Create a custom agent when:

  • You have a recurring specialized task (security review, performance audit)
  • The task benefits from focused instructions (testing patterns, doc formats)
  • You want isolation (agent works in its own worktree, no risk to your code)
  • Different tasks need different models (Opus for architecture, Haiku for lookups)

Don't create an agent when:

  • A simple prompt or custom command would suffice
  • The task is a one-off
  • The task doesn't need specialized instructions

Agents vs.
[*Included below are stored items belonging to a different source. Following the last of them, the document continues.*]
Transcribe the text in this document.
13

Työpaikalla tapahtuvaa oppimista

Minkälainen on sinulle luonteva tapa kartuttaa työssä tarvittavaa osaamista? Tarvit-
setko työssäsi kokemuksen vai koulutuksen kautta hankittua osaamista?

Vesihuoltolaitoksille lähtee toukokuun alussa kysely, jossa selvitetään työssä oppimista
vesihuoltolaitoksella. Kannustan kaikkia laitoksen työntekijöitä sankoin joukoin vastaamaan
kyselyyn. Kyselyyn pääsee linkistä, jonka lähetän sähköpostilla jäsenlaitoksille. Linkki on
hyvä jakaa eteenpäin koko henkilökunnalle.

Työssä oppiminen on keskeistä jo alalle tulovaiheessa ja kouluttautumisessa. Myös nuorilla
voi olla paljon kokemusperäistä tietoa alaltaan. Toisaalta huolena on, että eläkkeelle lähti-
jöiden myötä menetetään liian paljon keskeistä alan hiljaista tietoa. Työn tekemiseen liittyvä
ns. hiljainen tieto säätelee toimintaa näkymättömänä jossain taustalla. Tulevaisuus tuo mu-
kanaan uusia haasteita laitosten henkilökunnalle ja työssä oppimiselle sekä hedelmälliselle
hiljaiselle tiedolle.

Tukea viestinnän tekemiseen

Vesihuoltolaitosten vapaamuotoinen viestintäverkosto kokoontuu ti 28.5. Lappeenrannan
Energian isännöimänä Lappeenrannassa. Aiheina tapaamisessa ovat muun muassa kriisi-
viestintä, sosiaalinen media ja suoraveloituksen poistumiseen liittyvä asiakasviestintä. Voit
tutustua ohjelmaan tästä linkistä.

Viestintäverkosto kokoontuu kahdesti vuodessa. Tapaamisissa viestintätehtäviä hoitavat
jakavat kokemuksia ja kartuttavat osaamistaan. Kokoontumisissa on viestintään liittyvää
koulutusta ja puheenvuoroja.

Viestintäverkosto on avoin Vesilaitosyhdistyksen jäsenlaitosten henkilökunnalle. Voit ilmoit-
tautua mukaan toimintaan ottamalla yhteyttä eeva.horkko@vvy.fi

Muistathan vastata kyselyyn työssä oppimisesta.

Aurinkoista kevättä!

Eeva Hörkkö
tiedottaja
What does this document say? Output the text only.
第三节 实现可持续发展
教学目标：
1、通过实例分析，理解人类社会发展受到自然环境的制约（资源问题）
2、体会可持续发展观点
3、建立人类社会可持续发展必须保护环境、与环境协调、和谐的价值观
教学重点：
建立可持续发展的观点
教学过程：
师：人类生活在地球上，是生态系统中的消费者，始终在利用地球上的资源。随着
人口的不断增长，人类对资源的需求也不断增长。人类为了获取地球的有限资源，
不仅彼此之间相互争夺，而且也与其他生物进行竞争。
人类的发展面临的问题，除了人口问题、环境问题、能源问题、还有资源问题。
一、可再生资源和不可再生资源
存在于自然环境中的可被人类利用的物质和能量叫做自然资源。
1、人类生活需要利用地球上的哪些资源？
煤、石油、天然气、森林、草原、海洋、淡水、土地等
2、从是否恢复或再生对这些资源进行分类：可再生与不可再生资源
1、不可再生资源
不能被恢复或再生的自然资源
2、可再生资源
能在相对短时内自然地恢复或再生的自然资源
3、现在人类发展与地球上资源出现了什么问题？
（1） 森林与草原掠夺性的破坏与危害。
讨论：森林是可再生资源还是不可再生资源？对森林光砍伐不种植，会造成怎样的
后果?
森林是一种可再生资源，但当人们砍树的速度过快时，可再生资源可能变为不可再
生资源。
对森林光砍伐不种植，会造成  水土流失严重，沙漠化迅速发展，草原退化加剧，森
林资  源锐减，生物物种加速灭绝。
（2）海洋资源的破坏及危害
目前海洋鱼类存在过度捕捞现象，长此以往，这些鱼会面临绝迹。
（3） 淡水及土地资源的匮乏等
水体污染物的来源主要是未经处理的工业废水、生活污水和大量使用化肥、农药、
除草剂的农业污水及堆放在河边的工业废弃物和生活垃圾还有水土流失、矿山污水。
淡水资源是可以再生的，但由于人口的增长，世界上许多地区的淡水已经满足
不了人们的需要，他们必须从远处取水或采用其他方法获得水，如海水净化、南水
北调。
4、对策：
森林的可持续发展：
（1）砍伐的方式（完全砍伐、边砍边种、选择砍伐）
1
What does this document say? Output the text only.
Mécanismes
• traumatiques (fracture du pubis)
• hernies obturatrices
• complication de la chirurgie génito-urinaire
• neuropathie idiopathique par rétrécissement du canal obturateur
Commands

| Feature | Custom Agent | Custom Command |

|---|---|---|

| Own context window | Yes | No (shares session context) |

| Model override | Yes | Yes |

| Isolation (worktree) | Yes | No |

| Specialized instructions | Detailed role definition | Task instructions |

| Best for | Recurring specialized roles | Repeatable task sequences |

Use agents for roles (security reviewer, test writer). Use commands for tasks (fix issue, deploy, review).

Key Takeaway

Sub-agents are specialized Claude instances with their own context, instructions, and optionally their own model and git worktree. Define them as markdown files in .claude/agents/. The built-in agents (Explore, Plan, General, Bash) handle common routing automatically. Create custom agents for recurring specialized roles — security review, test writing, documentation — where focused instructions and isolation produce better results than a general-purpose session.